I'm not so vain to assume I have "fans" here, or even that too many people even bother to follow my life, experiences and growth as told through my published stories. But a few do, and so I hope this new story lands in a very sweet spot for anyoneΒ who knows about my new(ish) relationship with Alyssa, and how she seems to have the power to unleash a gymnasium'sΒ worth of butterflies with each new experience we share together. If you count yourself among those few, I happily dedicate this story to you--and of course to Alyssa, as well. You all make me smile.
As a windy fall brought a new phase to our relationship, not to mention the seasonal drydocking of Alyssa's beautiful boat, we've been spending more time at my home and her apartment. A few weeks ago she invited me for a "dinner date" at her place, and she even cooked. Although autumn roasts don't exactly fall in her long list of fortes, I was willing to overlook the dryish short ribs for what came afterwards.

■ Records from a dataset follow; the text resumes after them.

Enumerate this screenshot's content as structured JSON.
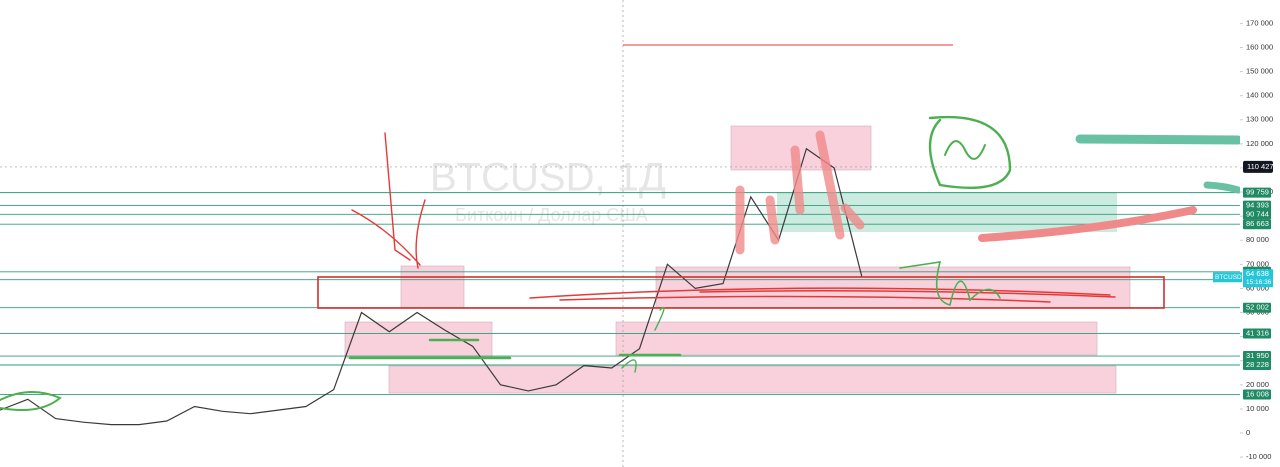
{
  "chart_data": {
    "type": "line",
    "title": "BTCUSD, 1Д",
    "subtitle": "Биткоин / Доллар США",
    "symbol": "BTCUSD",
    "color": "#3a3a3a",
    "categories": [
      null,
      null,
      null,
      null,
      null,
      null,
      null,
      null,
      null,
      null,
      null,
      null,
      null,
      null,
      null,
      null,
      null,
      null,
      null,
      null,
      null,
      null,
      null,
      null,
      null,
      null,
      null,
      null,
      null,
      null,
      null,
      null
    ],
    "values": [
      9500,
      14000,
      6000,
      4500,
      3500,
      3500,
      5000,
      11000,
      9000,
      8000,
      9500,
      11000,
      18000,
      50000,
      42000,
      50000,
      42700,
      36000,
      20000,
      17500,
      20000,
      28000,
      27000,
      35000,
      70000,
      60000,
      62000,
      98000,
      80000,
      118000,
      110000,
      64638
    ],
    "ylim": [
      -14100,
      179700
    ],
    "yticks": [
      {
        "value": -10000,
        "label": "-10 000"
      },
      0,
      {
        "value": 10000,
        "label": "10 000"
      },
      {
        "value": 20000,
        "label": "20 000"
      },
      {
        "value": 30000,
        "label": "30 000"
      },
      {
        "value": 40000,
        "label": "40 000"
      },
      {
        "value": 50000,
        "label": "50 000"
      },
      {
        "value": 60000,
        "label": "60 000"
      },
      {
        "value": 70000,
        "label": "70 000"
      },
      {
        "value": 80000,
        "label": "80 000"
      },
      {
        "value": 90000,
        "label": "90 000"
      },
      {
        "value": 100000,
        "label": "100 000"
      },
      {
        "value": 110000,
        "label": "110 000"
      },
      {
        "value": 120000,
        "label": "120 000"
      },
      {
        "value": 130000,
        "label": "130 000"
      },
      {
        "value": 140000,
        "label": "140 000"
      },
      {
        "value": 150000,
        "label": "150 000"
      },
      {
        "value": 160000,
        "label": "160 000"
      },
      {
        "value": 170000,
        "label": "170 000"
      }
    ],
    "levels": [
      {
        "value": 99759,
        "label": "99 759"
      },
      {
        "value": 94393,
        "label": "94 393"
      },
      {
        "value": 90744,
        "label": "90 744"
      },
      {
        "value": 86663,
        "label": "86 663"
      },
      {
        "value": 66910,
        "label": "66 910"
      },
      {
        "value": 63649,
        "label": "63 649"
      },
      {
        "value": 52002,
        "label": "52 002"
      },
      {
        "value": 41316,
        "label": "41 316"
      },
      {
        "value": 31950,
        "label": "31 950"
      },
      {
        "value": 28228,
        "label": "28 228"
      },
      {
        "value": 16008,
        "label": "16 008"
      }
    ],
    "last_price": {
      "value": 64638,
      "label": "64 638"
    },
    "countdown": "15:16:36",
    "crosshair": {
      "value": 110427,
      "label": "110 427"
    }
  }
}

If you've read any of the stories about Alyssa I penned here, you may remember that she is incredibly adventurous, passionate and tends to be a "talker" during moments of intimacy, which is both intense and insanely erotic. She would probably melt me just sitting across from me silent in a mesh teddy, but the way she understands my mind (sometimes beyond what I even understand myself), and is willing to push buttons no one ever dared push, has been exhilarating and outrageously sexy. I am in love with her and the way she treats me. She makes me wish I could buy back the last 15 years and spend them all with her.
We cleaned up an otherwise lovely dinner and decided to watch television in bed afterwards, which was well understood code for "let's play with each other with the television on." Yes, please--my body hummed as I put away the last of the plates and glasses and joined her in her cluttered boudoir. She has a misplaced French four poster bed in the middle of what could pass for a shore home yard sale. Boxes of "stuff" that she never took to the boat, or took from it but doesn't have the heart to throw away, and two huge chests of drawers packed with a hilarious clutter of mismatched items like sheer bras and leather boating gloves. Just thinking about her "filing system" makes me smile. She is an original in every sense of the word.

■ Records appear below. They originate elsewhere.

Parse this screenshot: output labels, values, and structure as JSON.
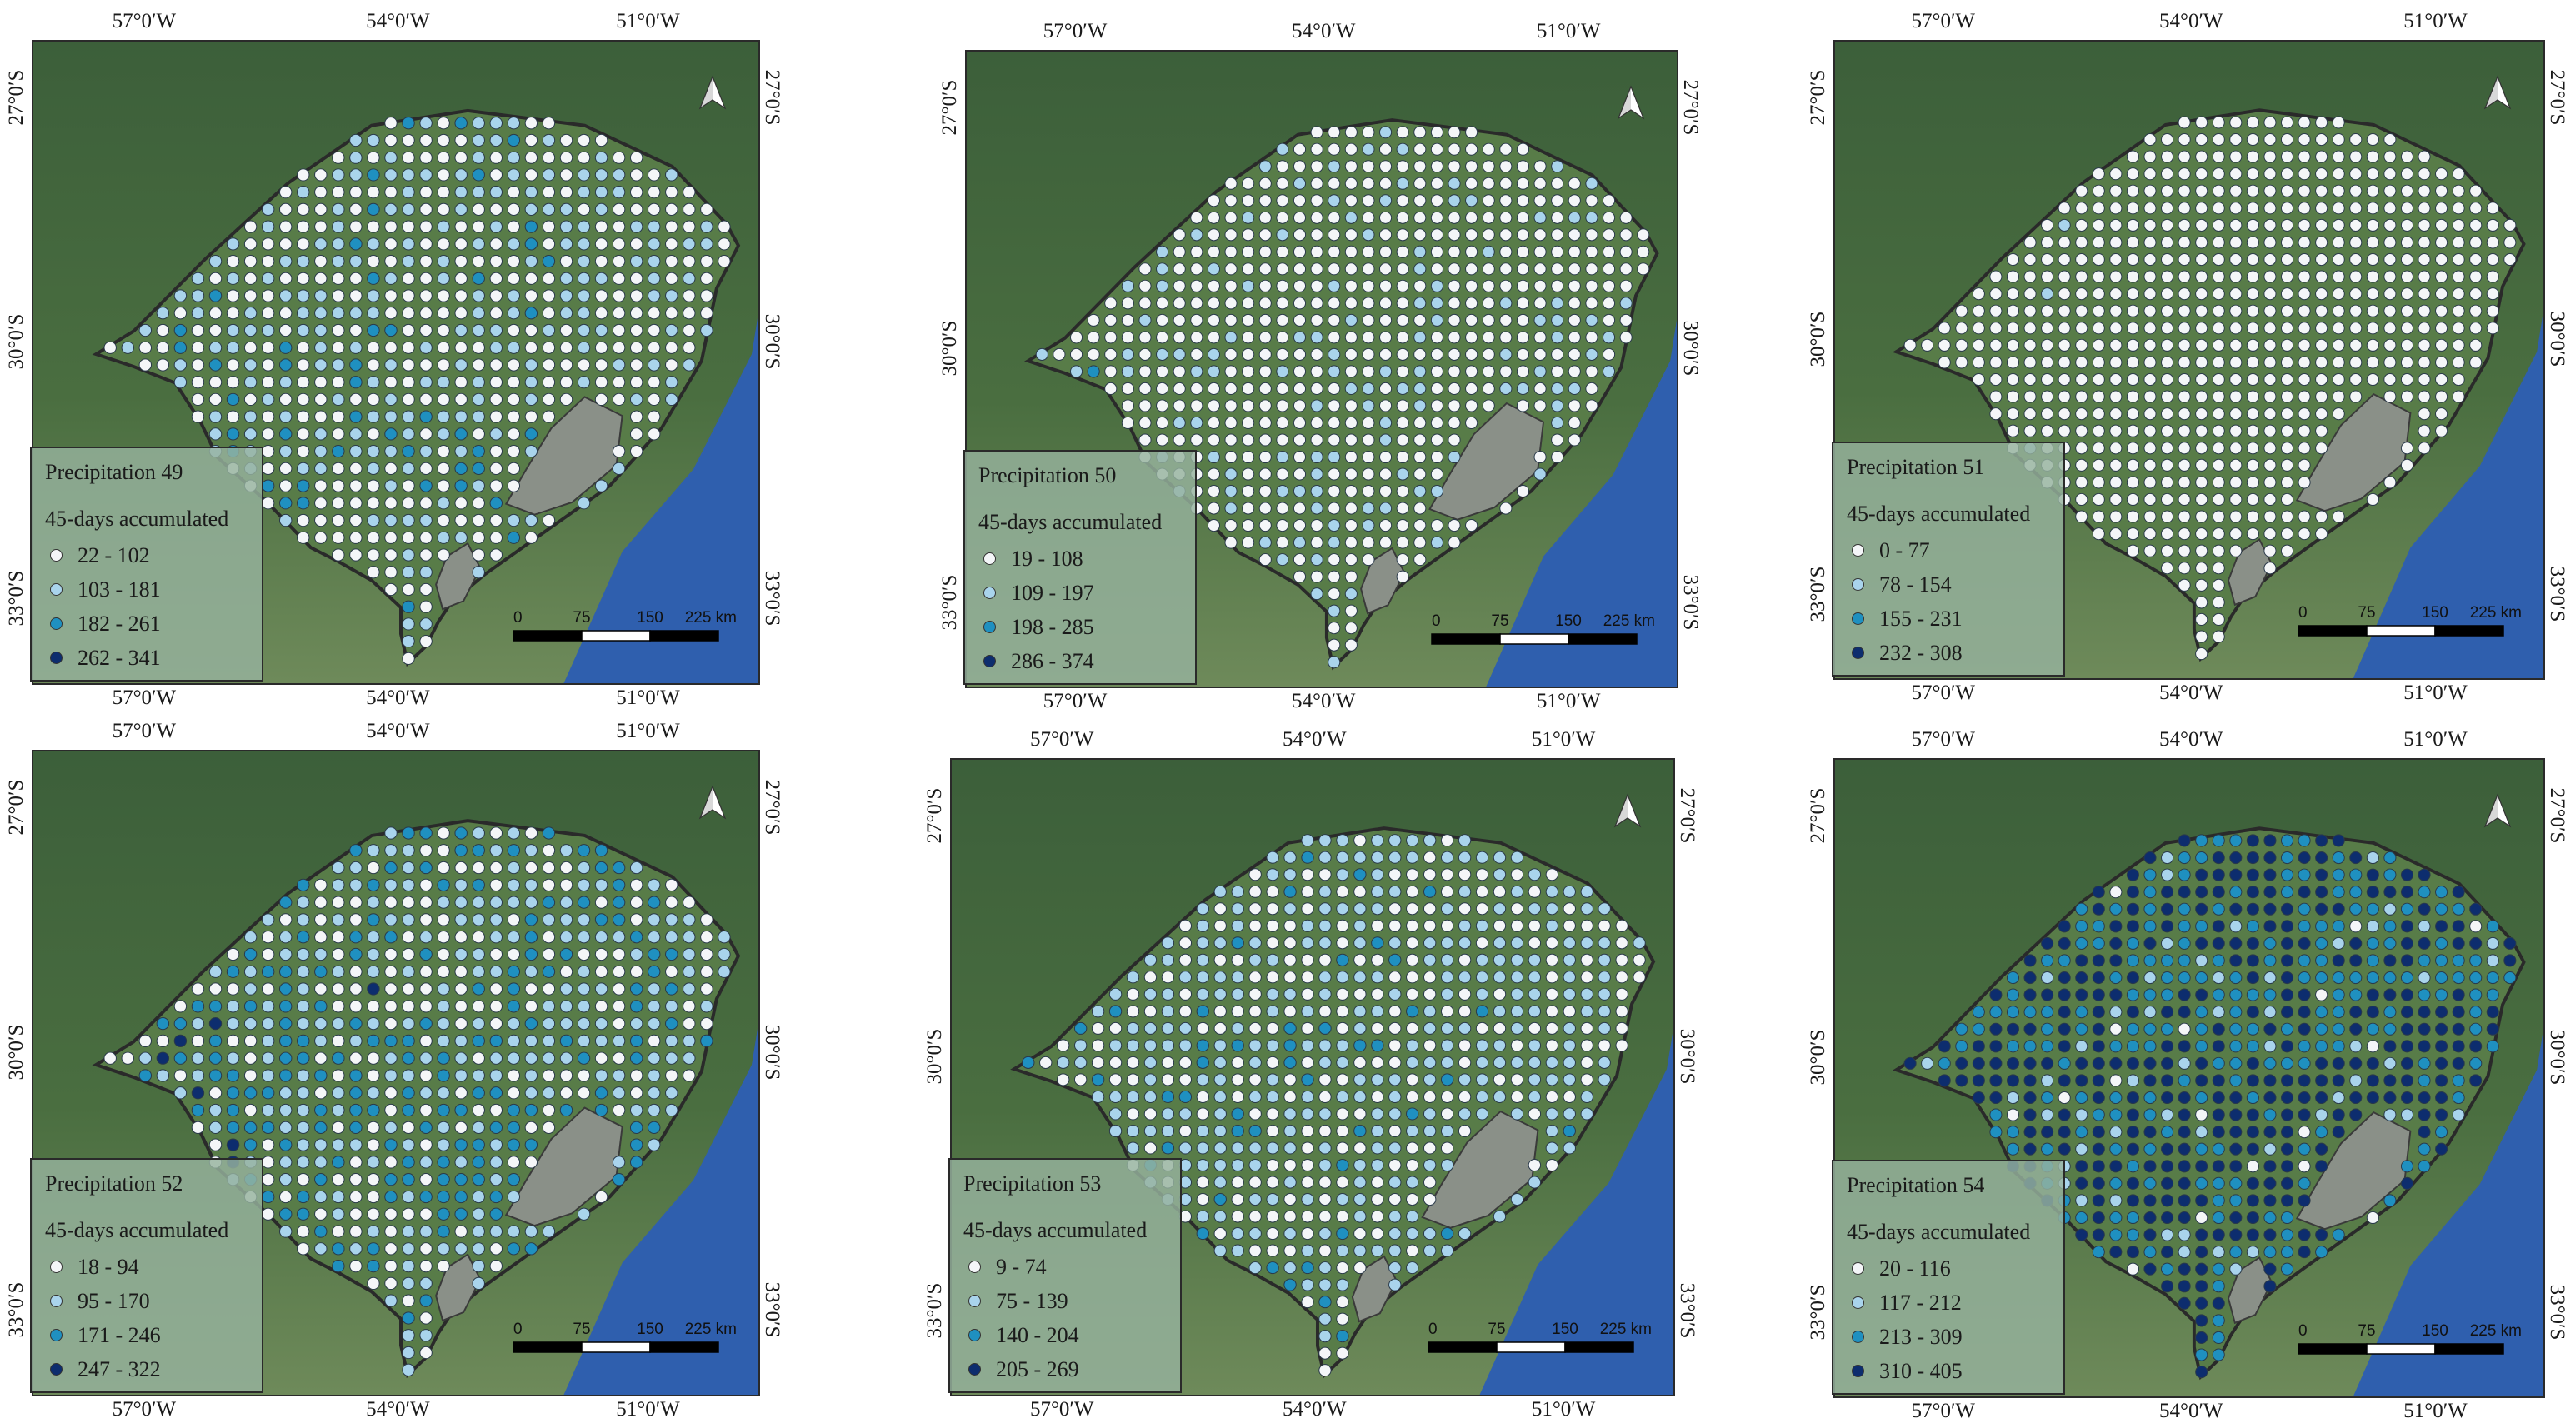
{
  "axes": {
    "lon_labels": [
      "57°0′W",
      "54°0′W",
      "51°0′W"
    ],
    "lat_labels": [
      "27°0′S",
      "30°0′S",
      "33°0′S"
    ]
  },
  "legend_subtitle": "45-days accumulated",
  "class_colors": [
    "#f4f6f8",
    "#a9d4ec",
    "#1f90c0",
    "#0d2d6e"
  ],
  "scale": {
    "ticks": [
      "0",
      "75",
      "150",
      "225 km"
    ]
  },
  "north_icon": "north-arrow-icon",
  "basemap_colors": {
    "land": "#4a6e40",
    "ocean": "#2f5fae",
    "lagoon": "#8a9088",
    "state_outline": "#2a2a2a"
  },
  "panels": [
    {
      "title": "Precipitation 49",
      "classes": [
        "22 - 102",
        "103 - 181",
        "182 - 261",
        "262 - 341"
      ],
      "mix": [
        0.55,
        0.3,
        0.12,
        0.03
      ]
    },
    {
      "title": "Precipitation 50",
      "classes": [
        "19 - 108",
        "109 - 197",
        "198 - 285",
        "286 - 374"
      ],
      "mix": [
        0.72,
        0.26,
        0.02,
        0.0
      ]
    },
    {
      "title": "Precipitation 51",
      "classes": [
        "0 - 77",
        "78 - 154",
        "155 - 231",
        "232 - 308"
      ],
      "mix": [
        0.93,
        0.06,
        0.01,
        0.0
      ]
    },
    {
      "title": "Precipitation 52",
      "classes": [
        "18 - 94",
        "95 - 170",
        "171 - 246",
        "247 - 322"
      ],
      "mix": [
        0.35,
        0.32,
        0.25,
        0.08
      ]
    },
    {
      "title": "Precipitation 53",
      "classes": [
        "9 - 74",
        "75 - 139",
        "140 - 204",
        "205 - 269"
      ],
      "mix": [
        0.42,
        0.42,
        0.14,
        0.02
      ]
    },
    {
      "title": "Precipitation 54",
      "classes": [
        "20 - 116",
        "117 - 212",
        "213 - 309",
        "310 - 405"
      ],
      "mix": [
        0.01,
        0.07,
        0.32,
        0.6
      ]
    }
  ]
}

As a bit of a refresher, Alyssa is my first relationship with another woman--after 18 years of marriage to my ex-husband. We've been together about a year now, officially, and I can honestly say I've never exhausted much energy "looking back" at anything I missed from that previous relationship. I do admit that it feels odd to have not pleased a man sexually in about three years--something Alyssa often turns into achingly seductive pillow talk, from time to time. It's only because of the overwhelming desire I have for her that I don't spend much time missing things like, to be perfectly blunt, being penetrated by a man--vaginally, orally, or even anally. If you ever saw me, panting, hair in my face, skin glossy with perspiration after one of our playtimes, you would be hard pressed to guess that there is anything I missed. And you'd be right.
Sort of.
With the volume too low to follow the movie she flicked to on the television, Alyssa eased me back onto the pillows in bed and began to kiss my lips, neck...ears. God, she makes me shiver. As she positioned her body over mine, I could feel the heavy smooth glide of her massive breasts moving over my increasingly available flesh, and it made my entire body feel like it was plugged into some unseen power source. I could almost feel our ragged breathing synching up with each nibble or kiss from her pouty, eager lips. As she slipped her fingers between my thighs, I could actually feel how pleased she was with the effect she was having on me, two fingers slipping inside me as easily as if they were buttered.
As Alyssa's face lowered to my own breasts, I cupped them and offered her my pierced nipples. Her tongue moved in slow, teasing circles, and trapped my metal studs in a way that made me whimper each time she rolled and released them with her tongue. With a confident smirk, she looked into my eyes, her fingers still moving in and out of me, and whispered quite daringly, "Kristi....do you miss cock?"
My mind raced--what did she mean? Was she wondering if I was fulfilled? In this amazing relationship? By her? Was she worried that at some point I would revert back to my former life, chalking everything we had found in one another to "just a phase?" I didn't know how to verbalize my response. But when she whispered it again--"Kristi...do you miss...COCK?" I could feel her adding a third finger to the gentle pressure inside me, and I couldn't help but gyrate my hips, fucking her fingers and hand, needy.